Notons aussi que le porc-épic, qui est nettement une bête du Tell, se trouve encore le long de la Zousfana entre Tar’it et Igli.

En somme la région de la Zousfana doit peut-être au voisinage de l’Atlas des pluies un peu moins rares que dans le reste du Sahara. Mais elle en reçoit directement très peu. C’est au réservoir de l’Atlas et en particulier du Grouz qu’elle doit d’être habitable à un assez haut degré. Figuig, Fendi, Ouakda, Béchar, Kenadsa, Tar’it, forment un groupe assez important de palmeraies, toutes alimentées par le Grouz. Notons que, pour trouver l’équivalent à la lisière du Sahara il faut aller dans l’ouest au moins jusqu’à Laghouat et peut-être même jusqu’à Biskra.

E.-F. Gautier. — Sahara Algérien. Pl. XXVI.

Cliché Gautier

49. — FALAISE DE KENATSA

Les roches noirâtres à la base de la falaise sont des grès houillers redressés ; l’entablement clair est du calcaire horizontal (cénomanien et pliocène).

Cliché Gautier

50. — LA ZOUSFANA en aval de Ksar el Azoudj.

Le lit de l’Oued est très large et très touffu ; — à l’arrière plan le djebel Moumen.

Régime des eaux. — Il y a d’assez nombreuses petites sources dans les massifs montagneux dinantiens.

Le Mezarif, par exemple, a trois points d’eau pérennes (O. Chegga, Aïn Nakhlat, Aïn Mezarif).

Le Moumen lui-même, malgré ses dimensions assez exiguës a deux points d’eau ; le Béchar a une demi-douzaine de points d’eau, je citerai ceux que j’ai vus : el Djenien et Aïn Mézerelt (pl. XXII).

J’ai vu aussi H. Ar’lal, Daou Belal et Menouar’ar en relation avec la hammada de Moungar.

Ces points d’eau sont invariablement au débouché de torrents, descendus de leurs montagnes respectives, et généralement en rapport avec la limite soit inférieure (c’est le cas le plus général), soit supérieure (Djenien, Menouarar) des calcaires carbonifériens.

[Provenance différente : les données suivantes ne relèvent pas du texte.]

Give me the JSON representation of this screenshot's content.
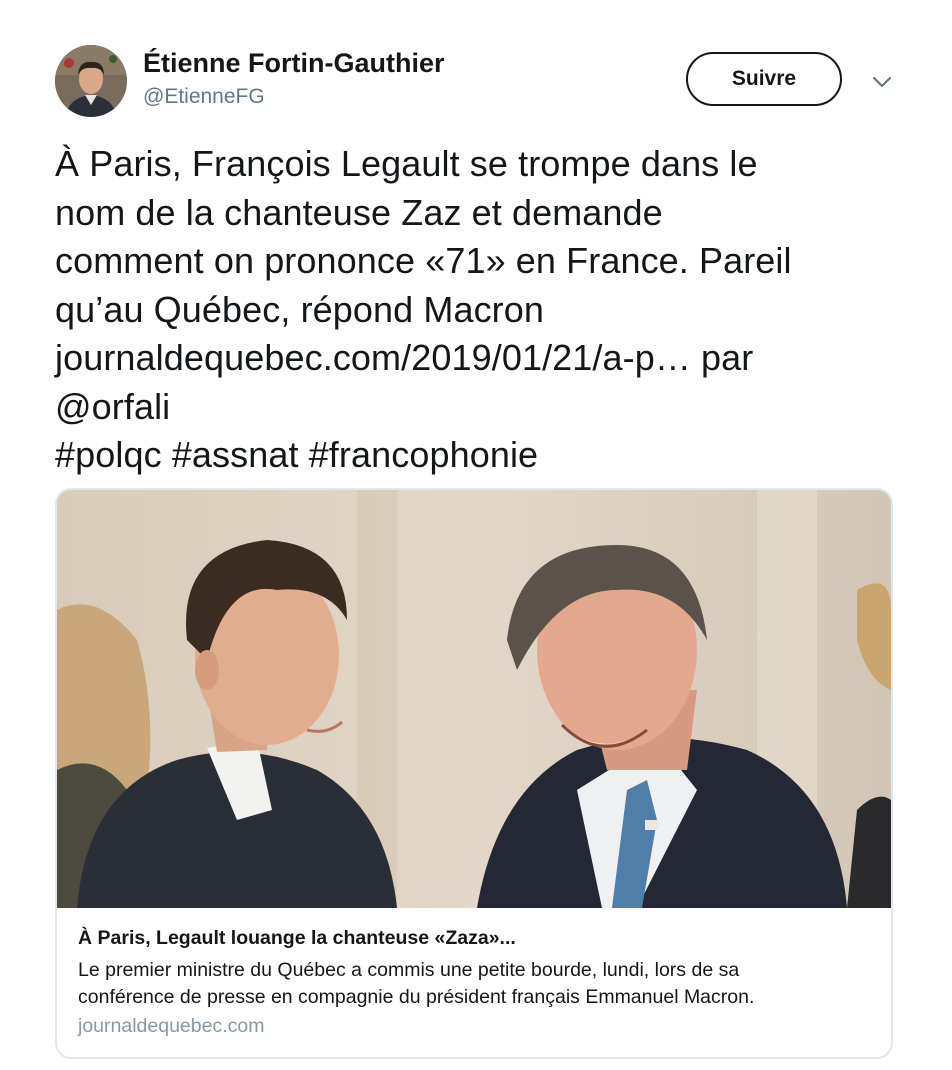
{
  "author": {
    "name": "Étienne Fortin-Gauthier",
    "handle": "@EtienneFG"
  },
  "follow_label": "Suivre",
  "tweet": {
    "lines": [
      "À Paris, François Legault se trompe dans le",
      "nom de la chanteuse Zaz et demande",
      "comment on prononce «71» en France. Pareil",
      "qu’au Québec, répond Macron",
      "journaldequebec.com/2019/01/21/a-p… par",
      "@orfali",
      "#polqc #assnat #francophonie"
    ]
  },
  "card": {
    "title": "À Paris, Legault louange la chanteuse «Zaza»...",
    "description_lines": [
      "Le premier ministre du Québec a commis une petite bourde, lundi, lors de sa",
      "conférence de presse en compagnie du président français Emmanuel Macron."
    ],
    "domain": "journaldequebec.com"
  },
  "icons": {
    "caret": "chevron-down-icon"
  },
  "colors": {
    "text": "#14171a",
    "secondary": "#657786",
    "domain": "#8899a6",
    "border": "#e1e8ed"
  }
}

Les trois sources du Mezarif, par exemple, sont, malgré leur éloignement topographique, au même niveau stratigraphique, à l’affleurement du premier banc de grès dévonien (?) immédiatement au-dessous des calcaires dinantiens. Aïn Mézerelt et les sources du Moumen, je crois, sont exactement dans la même situation.

Il est clair que les petites sources de cet ordre restituent goutte à goutte à la circulation atmosphérique, la provision propre d’humidité du Mezarif, du Moumen, du Béchar ; elles portent donc témoignage que chacun de ces massifs, sous une forme quelconque, rosée, givre, neige ou pluie, condense et emmagasine, pour son compte personnel, une certaine quantité de vapeur d’eau.

Mais cette quantité est faible. Aucune de ces petites sources n’a fixé de la vie humaine, quoiqu’un petit nombre d’entre elles (Aïn Nakhlat, el Djenien) alimentent comme leur nom l’indique, à titre de curiosités, quelques palmiers sporadiques. Ce n’est pas cependant qu’elles soient dépourvues d’importance économique. Dans ce pays coupé de puissantes barrières rocheuses, les petits points d’eau jalonnent les routes de montagnes, les plus difficiles et les plus mal fréquentées : les routes des « djich[124] » ; ils rendent habitables des repaires provisoires où une bande guette le coup à faire. Le Mezarif septentrional est un repaire admirablement aménagé par la nature, avec trois issues indépendantes, correspondant aux trois points d’eau, et situés aux points les plus opposés de l’horizon. Le 25 décembre 1904 un rezzou de Chaamba revenant d’une razzia fructueuse, et cerné dans le Mezarif par des forces supérieures leur a glissé entre les doigts avec une extrême facilité.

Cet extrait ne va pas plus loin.